Afin de prendre en compte les différents effets des gaz à effet de serre sur le climat dans une perspective globale, les émissions de différentes substances sont regroupées en émissions dites d’équivalents CO2 (CO2eq). La Convention-cadre des Nations Unies sur les changements climatiques (CCNUCC) a défini à cet effet une métrique de conversion qui représente la somme des effets climatiques d’une impulsion d’émission d’une substance sur 100ans (≪Global Warming Potential≫ sur 100ans, GWP100). L’utilisation du GWP100 ne tient pas compte de l’évolution de l’effet climatique du méthane au fil du temps. La science en matière de climat a récemment mis au point une nouvelle métrique (GWP*) qui représente nettement mieux les effets climatiques des substances à courte durée de vie au fil du temps que la métrique GWP100 utilisée jusqu’à présent. Cela permet d’obtenir une représentation beaucoup plus réaliste de l’effet des mesures de réduction des émissions. (Source: Académie suisse des sciences naturelles (SCNAT) 2022).

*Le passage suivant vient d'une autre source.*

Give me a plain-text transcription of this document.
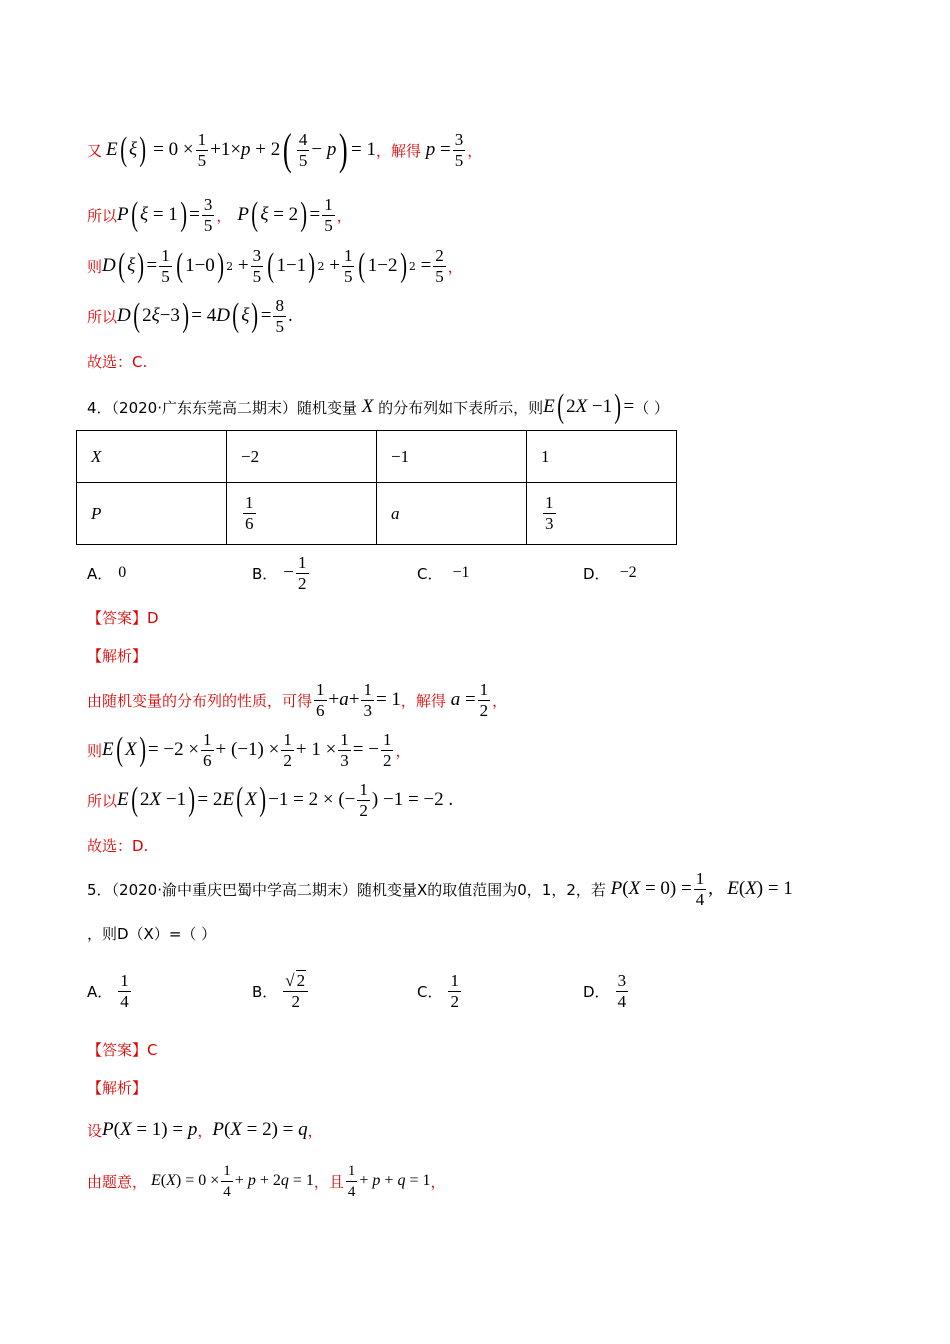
又 E ( ξ ) = $0 \times \frac{1}{5} +1\times p + 2$ ( $\frac{4}{5} - p$ ) = 1 ，解得 $p = \frac{3}{5}$ ，
所以 P ( ξ = 1 ) = $\frac{3}{5}$ ， P ( ξ = 2 ) = $\frac{1}{5}$ ，
则 D ( ξ ) = $\frac{1}{5}$ ( 1−0 ) $2 + \frac{3}{5}$ ( 1−1 ) $2 + \frac{1}{5}$ ( 1−2 ) $2 = \frac{2}{5}$ ，
所以 D ( 2 ξ −3 ) = 4 D ( ξ ) = $\frac{8}{5}$ .
故选：C.
4．（2020·广东东莞高二期末）随机变量 X 的分布列如下表所示，则 E ( 2 X −1 ) = （ ）
X	−2	−1	1
P	$\frac{1}{6}$	a	$\frac{1}{3}$
A． 0	B． − $\frac{1}{2}$	C． −1	D． −2
【答案】D
【解析】
由随机变量的分布列的性质，可得 $\frac{1}{6} + a + \frac{1}{3} = 1$ ，解得 $a = \frac{1}{2}$ ，
则 E ( X ) = $-2 \times \frac{1}{6} + (-1) \times \frac{1}{2} + 1 \times \frac{1}{3}$ = − $\frac{1}{2}$ ，
所以 E ( 2 X −1 ) = 2 E ( X ) −1 = 2 × (− $\frac{1}{2}$ ) −1 = −2 .
故选：D.
5．（2020·渝中重庆巴蜀中学高二期末）随机变量X的取值范围为0，1，2，若 P ( $X = 0) = \frac{1}{4}$ , E ( X ) = 1
，则D（X）=（ ）
A． $\frac{1}{4}$	B． $\frac{√ 2}{2}$	C． $\frac{1}{2}$	D． $\frac{3}{4}$
【答案】C
【解析】
设 P ( X = 1) = p ， P ( X = 2) = q ，
由题意， E ( X ) = $0 \times \frac{1}{4} + p + 2$ q = 1 ，且 $\frac{1}{4} + p + q = 1$ ，
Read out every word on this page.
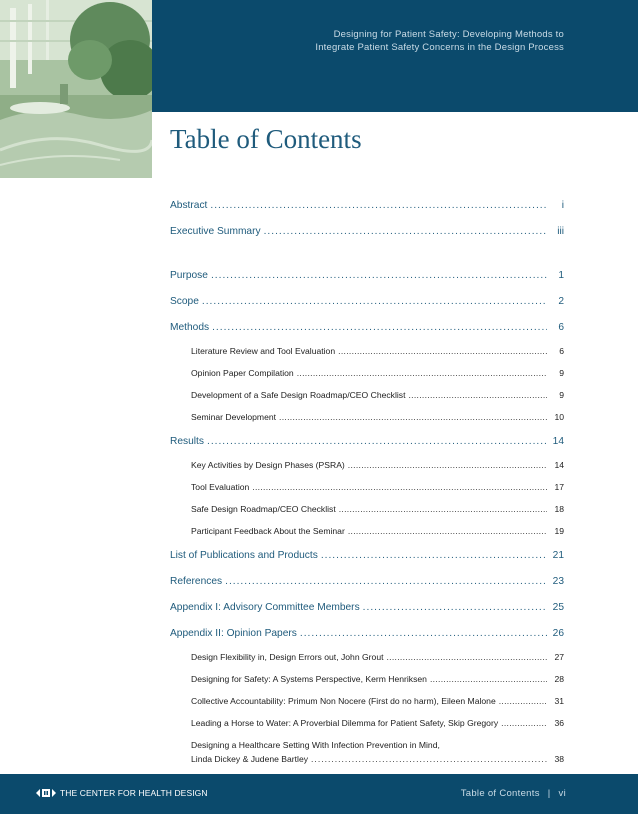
Designing for Patient Safety: Developing Methods to
Integrate Patient Safety Concerns in the Design Process
Table of Contents
Abstract .....	i
Executive Summary .....	iii
Purpose .....	1
Scope .....	2
Methods .....	6
Literature Review and Tool Evaluation .....	6
Opinion Paper Compilation .....	9
Development of a Safe Design Roadmap/CEO Checklist .....	9
Seminar Development .....	10
Results .....	14
Key Activities by Design Phases (PSRA) .....	14
Tool Evaluation .....	17
Safe Design Roadmap/CEO Checklist .....	18
Participant Feedback About the Seminar .....	19
List of Publications and Products .....	21
References .....	23
Appendix I: Advisory Committee Members .....	25
Appendix II: Opinion Papers .....	26
Design Flexibility in, Design Errors out, John Grout .....	27
Designing for Safety: A Systems Perspective, Kerm Henriksen .....	28
Collective Accountability: Primum Non Nocere (First do no harm), Eileen Malone .....	31
Leading a Horse to Water: A Proverbial Dilemma for Patient Safety, Skip Gregory .....	36
Designing a Healthcare Setting With Infection Prevention in Mind,
Linda Dickey & Judene Bartley .....	38
THE CENTER FOR HEALTH DESIGN	Table of Contents | vi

Émissions de l’agriculture

Dans le secteur agricole, les émissions de tous les gaz à effet de serre ont diminué dans les années 1990. Depuis le début des années 2000, les émissions dominantes de méthane (CH4) et de protoxyde d’azote (N2O) se sont toutefois stabilisées. En revanche, la tendance à la baisse des émissions de CO2 s’est poursuivie.

Émissions de CO2

Le secteur agricole comprend notamment les émissions provenant de la détention d’animaux de rente, de l’utilisation d’engrais et de la consommation d’énergie. Les émissions de CO2 sont dues principalement à l’utilisation d’énergies fossiles ainsi qu’à la fertilisation à base de chaux et d’urée (source: OFEV). Depuis 1990, les émissions de CO2 de l’agriculture ont diminué de 0,049 à 0,047 million de tonnes, ce qui correspond à environ 0,15 % des émissions totales de CO2 de la Suisse (source: OFEV).

Le méthane et la détention d’animaux

Selon l’inventaire national des gaz à effet de serre, l’agriculture est responsable de 86 % des émissions de méthane en Suisse, tous secteurs confondus. 63 % des émissions de CH4 proviennent principalement de la détention de bétail bovin et de la gestion des engrais de ferme.

Entre 1990 et 2004, les émissions de méthane ont diminué de 8,5 %. Ensuite, elles ont brièvement augmenté, puis la tendance s’est à nouveau inversée à partir de 2015. En 2024, les émissions de méthane de l’agriculture avaient baissé de 11,2 % par rapport à 1990 (source: OFEV 2026).

Gaz hilarant issu de l’agriculture

En 1990, 54 % des émissions de protoxyde d’azote (N2O) en Suisse étaient imputables à l’agriculture, contre 69 % en 2024. Les émissions de N2O de l’agriculture proviennent des surfaces agricoles utiles, à la suite des processus de biodégradation des apports d’azote (engrais du commerce, engrais de ferme, résidus de récolte, etc.) et, dans une moindre mesure, de la gestion des engrais de ferme. Entre 1990 et 2024, les émissions de protoxyde d’azote agricole ont diminué d’environ 17 % (source: OFEV).